LANCASHIRE farmers have been sent legal notices asking them to guarantee their products are not derived from cloned embryos, it has emerged.

The move by milk wholesalers comes after a pair of Scottish farmers were reported to have illegally allowed beef from American cloned embryos into the food chain.

Although experts say milk and meat from cloned animals pose no health risks, retailers are on red alert as worried consumers seek to avoid produce linked to cloned embryos.

Today, one Lancashire farmer said he had been provided with a legal document to sign on the back of the controversy over cloned embryos.

And the dairy farmer, Gerry Donkin, of Park Gate Farm, Copster Green in the Ribble Valley, said he was ‘more than happy’ to sign the form.

He said: “I have had a letter from a company I supply asking me to guarantee that I haven’t used cloned embryos and I had no problem signing it.

"We have never used cloned embryos.

“It is on the back of the media coverage over the Scottish farm and they are just acting on it.”

Mr Donkin said other Lancashire farmers had been sent similar letters but that it was unlikely any had ever bought cloned embryos from the US because of the ‘prohibitive’ costs.

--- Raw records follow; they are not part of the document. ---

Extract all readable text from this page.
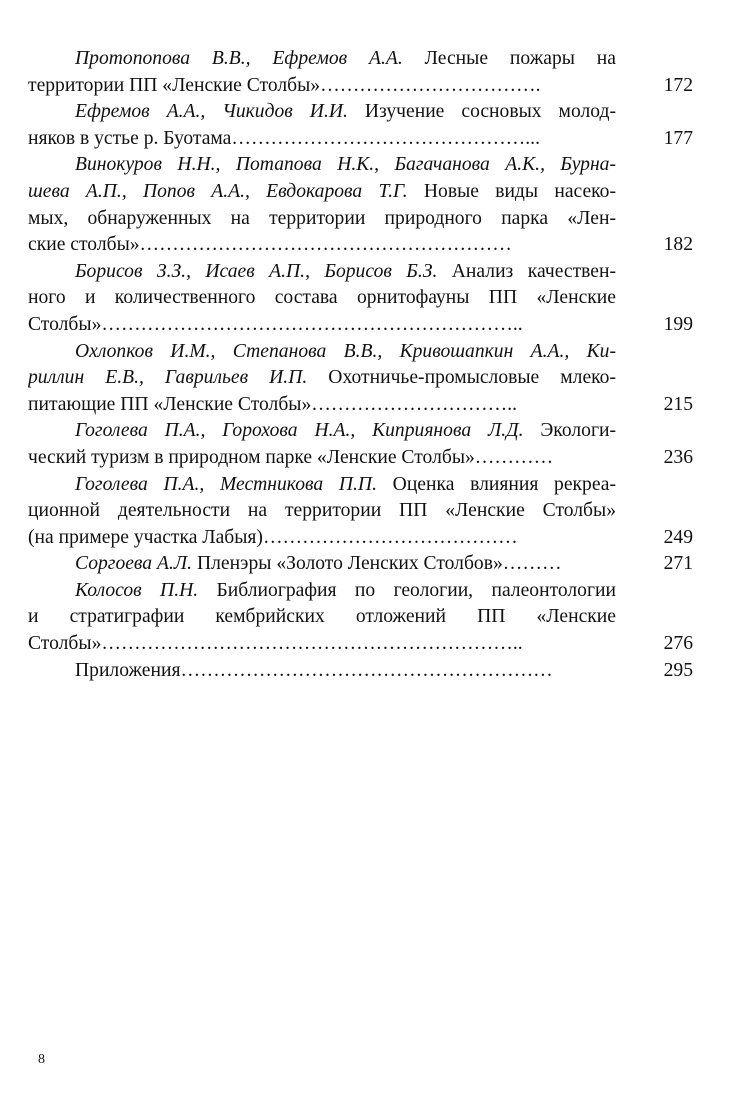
Протопопова В.В., Ефремов А.А. Лесные пожары на
территории ПП «Ленские Столбы»…………………………….	172
Ефремов А.А., Чикидов И.И. Изучение сосновых молод-
няков в устье р. Буотама………………………………………...	177
Винокуров Н.Н., Потапова Н.К., Багачанова А.К., Бурна-
шева А.П., Попов А.А., Евдокарова Т.Г. Новые виды насеко-
мых, обнаруженных на территории природного парка «Лен-
ские столбы»…………………………………………………	182
Борисов З.З., Исаев А.П., Борисов Б.З. Анализ качествен-
ного и количественного состава орнитофауны ПП «Ленские
Столбы»………………………………………………………..	199
Охлопков И.М., Степанова В.В., Кривошапкин А.А., Ки-
риллин Е.В., Гаврильев И.П. Охотничье-промысловые млеко-
питающие ПП «Ленские Столбы»…………………………..	215
Гоголева П.А., Горохова Н.А., Киприянова Л.Д. Экологи-
ческий туризм в природном парке «Ленские Столбы»…………	236
Гоголева П.А., Местникова П.П. Оценка влияния рекреа-
ционной деятельности на территории ПП «Ленские Столбы»
(на примере участка Лабыя)…………………………………	249
Соргоева А.Л. Пленэры «Золото Ленских Столбов»………	271
Колосов П.Н. Библиография по геологии, палеонтологии
и стратиграфии кембрийских отложений ПП «Ленские
Столбы»………………………………………………………..	276
Приложения…………………………………………………	295
8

He added: “You are looking at £10,000 for a cloned embryo from the US.

“I have bought embryos from this country in the past but I would never even consider buying a cloned one.

“I can say that 99.9 per cent of British farmers will be able to offer the guarantee that they have never bought or used cloned embryos.

“I have certainly never come across anybody in Lancashire who has done it.”

David Graveston, a Gisburn dairy farmer and a former chairman of the Lancashire branch of the National Farmers’ Union (NFU), said he believed that ‘one or two’ farmers in the county may have bought embryos from the US.

But he did not know of anyone who had bought or used cloned embryos.

Both Mr Donkin and Mr Graveston, along with the Food Standards Agency (FSA) and NFU, have urged consumers not to panic over the meat from cloned embryos entering the food chain.